Specifically, we optimize following aspects:
- vocab: we pre-tokenize the dataset so there are no ' '(space token) in vocab or generated sentences.
- Dataloader: we optimize speed of dataloader and achieve 2x~6x speed-up.
- BeamSearch:
- Make ops parallel in beam_search.py (e.g. loop gather -> parallel gather)
- Use cheaper ops (e.g. torch.sort -> torch.topk)
- Use faster and specialized functions instead of general ones
- Self-critical Training
- Compute Cider by index instead of raw text
- Cache tf-idf vector of gts instead of computing it again and again
- drop on-the-fly tokenization since it is too SLOW.
- contiguous model parameter
- other details...
speed-up result (1 GeForce 1080Ti GPU, num_workers=8, batch_size=50(XE)/100(SCST))
Training its/s | Original | Optimized | Accelerate |
---|---|---|---|
XE | 7.5 | 10.3 | 138% |
SCST | 0.6 | 1.3 | 204% |
Dataloader its/s | Original XE | Optimized XE | Accelerate | Original SCST | Optimized SCST | Accelerate |
---|---|---|---|---|---|---|
batch size=50 | 12.5 | 52.5 | 320% | 29.3 | 90.7 | 209% |
batch size=100 | 5.5 | 33.5 | 510% | 22.3 | 88.5 | 297% |
batch size=150 | 3.7 | 25.4 | 580% | 13.4 | 71.8 | 435% |
batch size=200 | 2.7 | 20.1 | 650% | 11.4 | 54.1 | 376% |
Things I have tried but not useful
- TorchText n-gram counter: slower than the original one.

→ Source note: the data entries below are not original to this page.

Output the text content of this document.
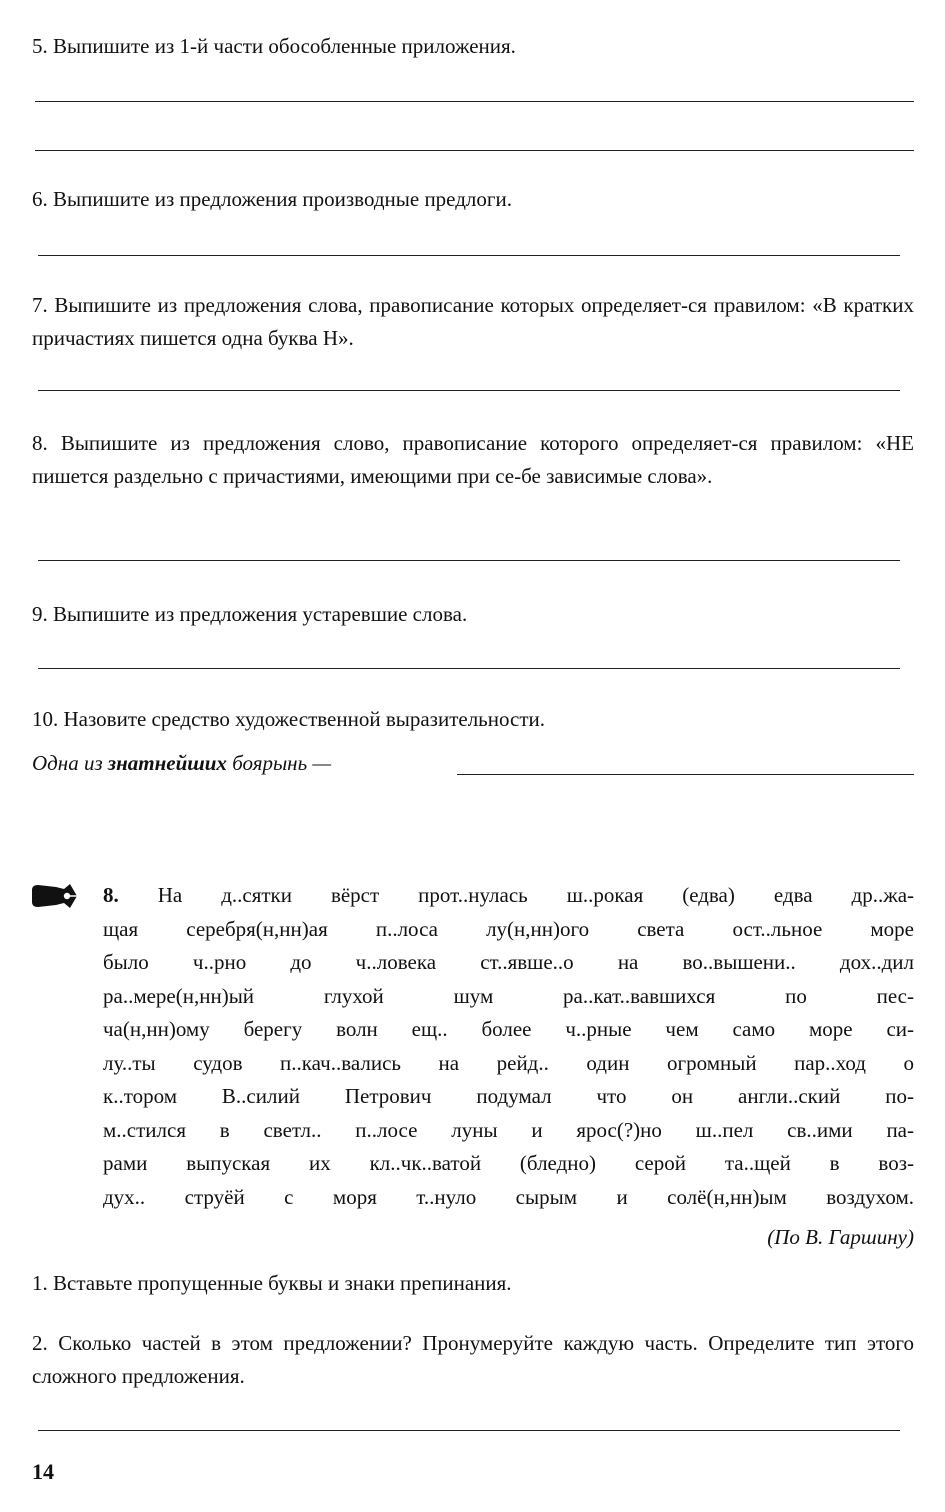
5. Выпишите из 1-й части обособленные приложения.
6. Выпишите из предложения производные предлоги.
7. Выпишите из предложения слова, правописание которых определяет-ся правилом: «В кратких причастиях пишется одна буква Н».
8. Выпишите из предложения слово, правописание которого определяет-ся правилом: «НЕ пишется раздельно с причастиями, имеющими при се-бе зависимые слова».
9. Выпишите из предложения устаревшие слова.
10. Назовите средство художественной выразительности.
Одна из знатнейших боярынь —
8. На д..сятки вёрст прот..нулась ш..рокая (едва) едва др..жа-
щая серебря(н,нн)ая п..лоса лу(н,нн)ого света ост..льное море
было ч..рно до ч..ловека ст..явше..о на во..вышени.. дох..дил
ра..мере(н,нн)ый глухой шум ра..кат..вавшихся по пес-
ча(н,нн)ому берегу волн ещ.. более ч..рные чем само море си-
лу..ты судов п..кач..вались на рейд.. один огромный пар..ход о
к..тором В..силий Петрович подумал что он англи..ский по-
м..стился в светл.. п..лосе луны и ярос(?)но ш..пел св..ими па-
рами выпуская их кл..чк..ватой (бледно) серой та..щей в воз-
дух.. струёй с моря т..нуло сырым и солё(н,нн)ым воздухом.
(По В. Гаршину)
1. Вставьте пропущенные буквы и знаки препинания.
2. Сколько частей в этом предложении? Пронумеруйте каждую часть. Определите тип этого сложного предложения.
14
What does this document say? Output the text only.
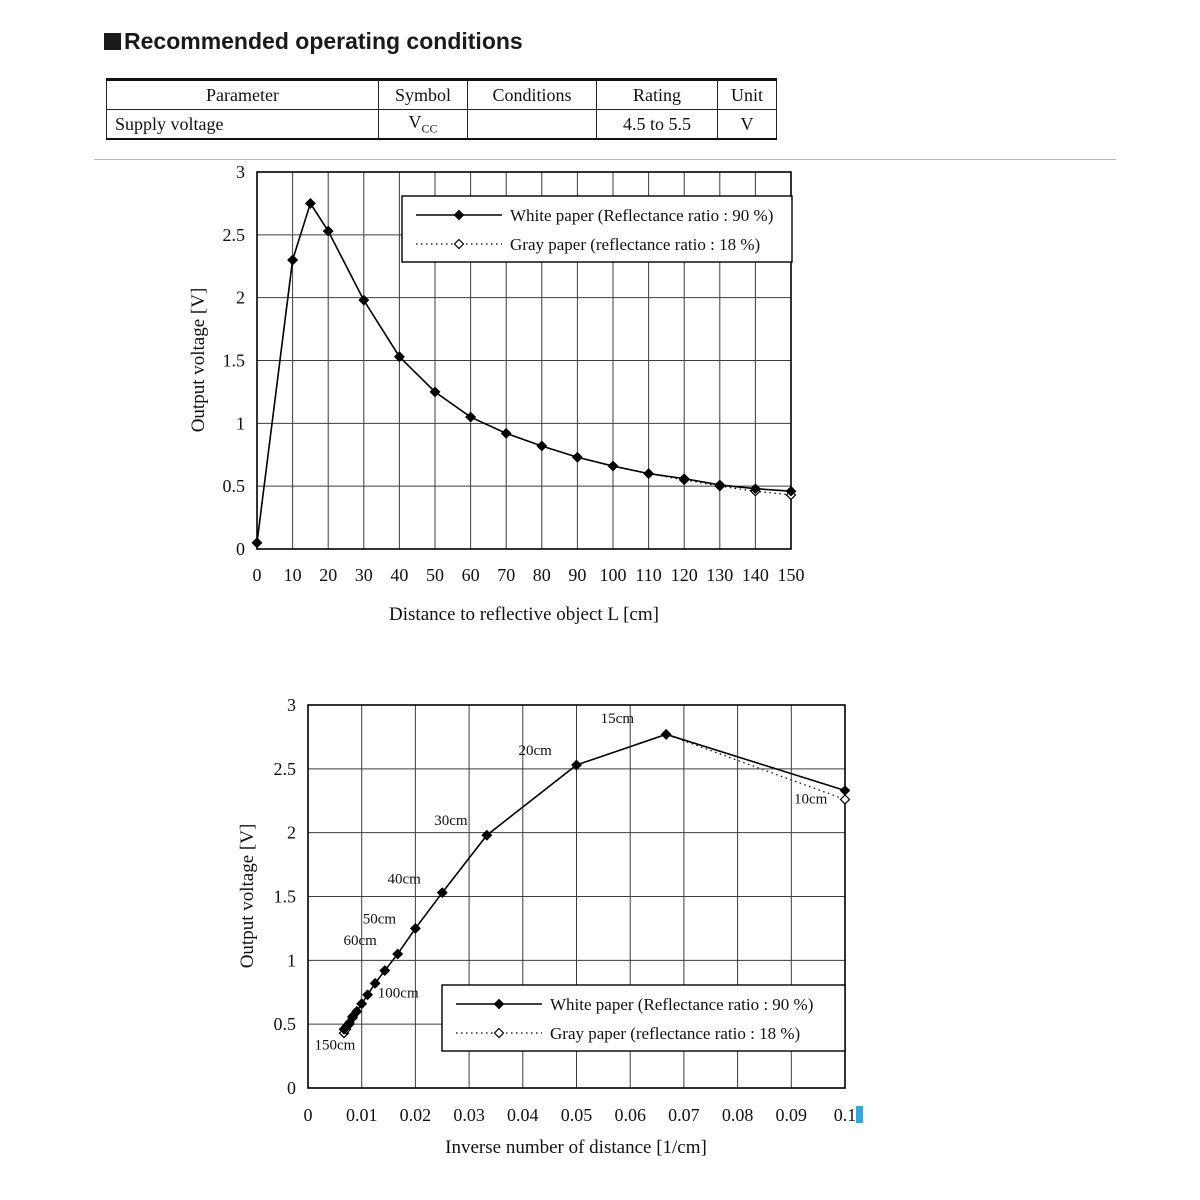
Recommended operating conditions
Parameter	Symbol	Conditions	Rating	Unit
Supply voltage	$V_{CC}$		4.5 to 5.5	V
0 10 20 30 40 50 60 70 80 90 100 110 120 130 140 150
0
0.5
1
1.5
2
2.5
3
Distance to reflective object L [cm]
Output voltage [V]
White paper (Reflectance ratio : 90 %)
Gray paper (reflectance ratio : 18 %)
0 0.01 0.02 0.03 0.04 0.05 0.06 0.07 0.08 0.09 0.1
0
0.5
1
1.5
2
2.5
3
Inverse number of distance [1/cm]
Output voltage [V]
15cm
20cm
30cm
40cm
50cm
60cm
100cm
150cm
10cm
White paper (Reflectance ratio : 90 %)
Gray paper (reflectance ratio : 18 %)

- nn.Module.MultiHeadAttention: slightly faster than original one.
- GPU cider: very slow
- BeamableMM: slower than the original
Environment setup
Clone the repository and create the m2release
conda environment using the environment.yml
file:
conda env create -f environment.yml
conda activate m2release
Then download spacy data by executing the following command:
python -m spacy download en
Note: Python 3.6 is required to run our code.
Data preparation
To run the code, annotations and detection features for the COCO dataset are needed. Please download the annotations file annotations.zip and extract it.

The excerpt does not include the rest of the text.